We have a feeling that everyone thought the same thing when they heard that Kimya Dawson and Aesop Rock were collaborating on a record. The thought was something like, "Well, what in the world in that going to sound like?" We were thinking that right up until the second that Aesop popped into the middle of "Earthquake," the second song that was taped on this afternoon in San Francisco this past February, the day after they'd played their first ever live show. They were wondering the same thing before they played that show, they admitted the day of the session, but all went well the night beforehand, on a stage that was populated with all sorts of stacked boxes that were painted to depict different people by one of Dawson's friends. Aesop entered what sounded like one of Dawson's typically lovely and wistful songs, filled to the gills with deeply personal information and cutting and spot-on observations of the duality and craziness of the most common of life's moments. He began rapping, in that molasses-like droopiness that he has about him, about the absurdity of having to talk to someone or think about the death of someone who died surprisingly and seemingly without reason. It sounds as if it's the death of a young mother or a young father who leaves behind a child that they'll never be able to see grow up, but grow up they do, just with a little more confusion and pain than most little kids might. It's immediate that Dawson and Aesop Rock don't make for an unlikely pair, but an ideal one, a two-some that couldn't be more like-minded, even if their idiosyncrasies are slightly off from one another. The funny thing is that they aren't all that different.

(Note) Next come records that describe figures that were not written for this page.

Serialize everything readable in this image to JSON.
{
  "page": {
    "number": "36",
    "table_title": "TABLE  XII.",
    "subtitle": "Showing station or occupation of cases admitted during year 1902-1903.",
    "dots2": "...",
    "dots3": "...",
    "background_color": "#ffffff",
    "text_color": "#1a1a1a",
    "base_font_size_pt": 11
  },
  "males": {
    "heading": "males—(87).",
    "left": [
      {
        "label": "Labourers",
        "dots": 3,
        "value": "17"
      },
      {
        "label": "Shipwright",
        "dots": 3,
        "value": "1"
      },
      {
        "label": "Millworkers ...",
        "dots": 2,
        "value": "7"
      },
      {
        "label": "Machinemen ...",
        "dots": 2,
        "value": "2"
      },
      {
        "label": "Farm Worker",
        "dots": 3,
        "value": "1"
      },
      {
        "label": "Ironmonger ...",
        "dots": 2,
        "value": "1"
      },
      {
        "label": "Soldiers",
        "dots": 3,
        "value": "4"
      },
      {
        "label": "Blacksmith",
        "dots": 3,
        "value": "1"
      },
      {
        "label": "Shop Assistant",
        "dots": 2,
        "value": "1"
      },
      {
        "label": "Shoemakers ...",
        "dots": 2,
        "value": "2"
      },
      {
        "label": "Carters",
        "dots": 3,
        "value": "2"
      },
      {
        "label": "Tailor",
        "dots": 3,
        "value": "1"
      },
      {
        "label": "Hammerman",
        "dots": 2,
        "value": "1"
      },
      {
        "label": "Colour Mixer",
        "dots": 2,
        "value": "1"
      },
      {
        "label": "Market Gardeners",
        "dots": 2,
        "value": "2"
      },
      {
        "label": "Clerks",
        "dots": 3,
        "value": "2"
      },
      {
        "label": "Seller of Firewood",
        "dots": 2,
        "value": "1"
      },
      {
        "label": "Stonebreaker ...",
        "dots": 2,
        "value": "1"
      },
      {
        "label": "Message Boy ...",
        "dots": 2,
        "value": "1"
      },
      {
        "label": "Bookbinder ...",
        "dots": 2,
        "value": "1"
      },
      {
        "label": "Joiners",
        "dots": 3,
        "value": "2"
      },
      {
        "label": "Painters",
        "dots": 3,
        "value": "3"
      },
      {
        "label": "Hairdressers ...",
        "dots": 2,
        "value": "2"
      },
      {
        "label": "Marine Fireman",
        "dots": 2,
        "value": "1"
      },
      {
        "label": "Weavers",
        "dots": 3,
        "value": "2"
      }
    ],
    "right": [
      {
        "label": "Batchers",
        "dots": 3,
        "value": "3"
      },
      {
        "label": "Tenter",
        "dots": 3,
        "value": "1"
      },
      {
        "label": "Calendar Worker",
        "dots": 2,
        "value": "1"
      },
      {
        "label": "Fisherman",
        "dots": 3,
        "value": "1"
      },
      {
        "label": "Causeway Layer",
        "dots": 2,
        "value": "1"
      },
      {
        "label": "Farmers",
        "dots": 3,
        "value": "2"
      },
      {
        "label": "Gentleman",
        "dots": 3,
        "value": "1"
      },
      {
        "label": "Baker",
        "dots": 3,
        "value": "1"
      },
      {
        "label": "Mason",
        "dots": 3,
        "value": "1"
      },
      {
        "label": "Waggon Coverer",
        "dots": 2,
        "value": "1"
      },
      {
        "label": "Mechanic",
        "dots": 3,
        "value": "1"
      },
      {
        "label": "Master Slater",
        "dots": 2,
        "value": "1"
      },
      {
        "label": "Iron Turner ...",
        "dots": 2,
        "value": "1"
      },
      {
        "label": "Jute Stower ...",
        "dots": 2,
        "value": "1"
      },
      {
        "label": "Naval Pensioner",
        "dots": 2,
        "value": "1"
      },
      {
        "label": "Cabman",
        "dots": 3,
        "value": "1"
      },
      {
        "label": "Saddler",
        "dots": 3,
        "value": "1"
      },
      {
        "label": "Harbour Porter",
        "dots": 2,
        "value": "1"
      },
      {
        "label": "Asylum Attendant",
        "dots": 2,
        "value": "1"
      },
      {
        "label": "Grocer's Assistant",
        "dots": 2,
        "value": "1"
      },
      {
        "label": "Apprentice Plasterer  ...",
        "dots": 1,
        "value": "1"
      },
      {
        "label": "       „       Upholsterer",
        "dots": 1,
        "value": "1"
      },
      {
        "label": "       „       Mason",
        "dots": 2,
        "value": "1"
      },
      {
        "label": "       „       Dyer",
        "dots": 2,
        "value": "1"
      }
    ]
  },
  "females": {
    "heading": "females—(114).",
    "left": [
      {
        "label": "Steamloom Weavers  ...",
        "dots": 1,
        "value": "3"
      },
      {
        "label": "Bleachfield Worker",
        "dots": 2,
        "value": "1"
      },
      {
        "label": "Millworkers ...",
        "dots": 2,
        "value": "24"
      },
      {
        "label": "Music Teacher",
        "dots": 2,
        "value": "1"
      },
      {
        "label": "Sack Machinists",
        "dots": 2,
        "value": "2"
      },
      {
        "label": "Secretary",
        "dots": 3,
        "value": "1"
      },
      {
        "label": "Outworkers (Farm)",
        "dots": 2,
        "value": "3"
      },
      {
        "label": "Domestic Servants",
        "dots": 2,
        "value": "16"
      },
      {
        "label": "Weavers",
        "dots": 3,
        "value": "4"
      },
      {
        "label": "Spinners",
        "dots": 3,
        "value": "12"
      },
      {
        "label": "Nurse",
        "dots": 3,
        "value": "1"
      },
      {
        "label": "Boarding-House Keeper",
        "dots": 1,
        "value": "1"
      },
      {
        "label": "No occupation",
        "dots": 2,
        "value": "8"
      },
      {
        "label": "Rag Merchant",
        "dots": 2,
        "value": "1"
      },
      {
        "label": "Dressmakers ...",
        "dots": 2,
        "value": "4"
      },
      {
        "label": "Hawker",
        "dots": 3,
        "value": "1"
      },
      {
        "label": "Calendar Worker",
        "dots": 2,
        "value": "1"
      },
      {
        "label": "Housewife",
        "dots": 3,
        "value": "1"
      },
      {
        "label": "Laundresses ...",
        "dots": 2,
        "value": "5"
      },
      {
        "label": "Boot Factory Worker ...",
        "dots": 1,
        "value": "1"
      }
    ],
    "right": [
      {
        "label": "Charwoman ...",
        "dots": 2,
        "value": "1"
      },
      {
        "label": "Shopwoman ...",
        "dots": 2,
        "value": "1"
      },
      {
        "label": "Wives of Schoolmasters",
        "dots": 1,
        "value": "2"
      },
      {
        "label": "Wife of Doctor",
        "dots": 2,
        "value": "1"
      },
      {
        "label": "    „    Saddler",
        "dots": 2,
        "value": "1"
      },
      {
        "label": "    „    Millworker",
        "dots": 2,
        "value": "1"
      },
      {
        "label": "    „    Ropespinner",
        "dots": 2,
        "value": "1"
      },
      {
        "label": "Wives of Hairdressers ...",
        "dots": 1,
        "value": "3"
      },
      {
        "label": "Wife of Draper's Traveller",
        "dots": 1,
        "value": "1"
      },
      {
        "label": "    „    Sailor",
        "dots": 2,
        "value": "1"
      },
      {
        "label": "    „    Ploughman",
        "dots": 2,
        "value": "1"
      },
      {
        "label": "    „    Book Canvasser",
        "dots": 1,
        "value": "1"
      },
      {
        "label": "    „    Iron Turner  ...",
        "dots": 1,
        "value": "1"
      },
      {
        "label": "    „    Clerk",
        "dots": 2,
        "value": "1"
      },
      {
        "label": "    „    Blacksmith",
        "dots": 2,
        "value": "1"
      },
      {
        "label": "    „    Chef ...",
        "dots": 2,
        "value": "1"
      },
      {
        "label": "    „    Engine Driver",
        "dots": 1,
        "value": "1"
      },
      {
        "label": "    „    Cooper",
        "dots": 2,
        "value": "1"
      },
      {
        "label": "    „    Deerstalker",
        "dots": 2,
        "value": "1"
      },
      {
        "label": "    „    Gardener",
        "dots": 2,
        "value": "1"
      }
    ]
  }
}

In Aesop Rock, you have a man who moves slowly, always appears to be half-asleep, but then again seems to be thinking about a thousand brilliant thoughts at any given moment, giving them legs with his unlikely rhymes and phrases. With Dawson, you have the (literally and figuratively) the mother freak-folker of the modern era. The mommy, who proclaims herself still to be more DIY than anything, even with her mini-van (which, when she's loading it, some days, she feels like the act is a form of emoting), is a fountain of information, telling us more about herself in four or five minutes than is actually possible to learn about another person, even under scrutiny or a direct line of questioning. She gives us all of the juicy details that we never would have thought to ask and we think - or, we have a pretty good hunch - that Aesop Rock is actually doing the same thing in his songs, just making things a little more opaque and letting us do most of the heavy lifting as we're encouraged to decode, or not decode. It's whatever we would like to do. Combined, these two play up to their strengths and make songs that are special in their frankness and in the way that - even though we feel like we've heard these two at their most open - has never been more revealing or butt-ass-naked. Both "Earthquake" and "Delicate Cycle" are songs that further the very human ideas that it should be cool for everyone to be whomever they want to be and that not every day is going to be a great day. People can be mean and people can be happy. People can be sad as all fuck and they can take it out on others and what we should really do instead of retaliate is to listen to them. These songs bring out the sad hippie in Aesop and Dawson and it's not a bad thing, but more of an extension of what we've been hearing from them all along.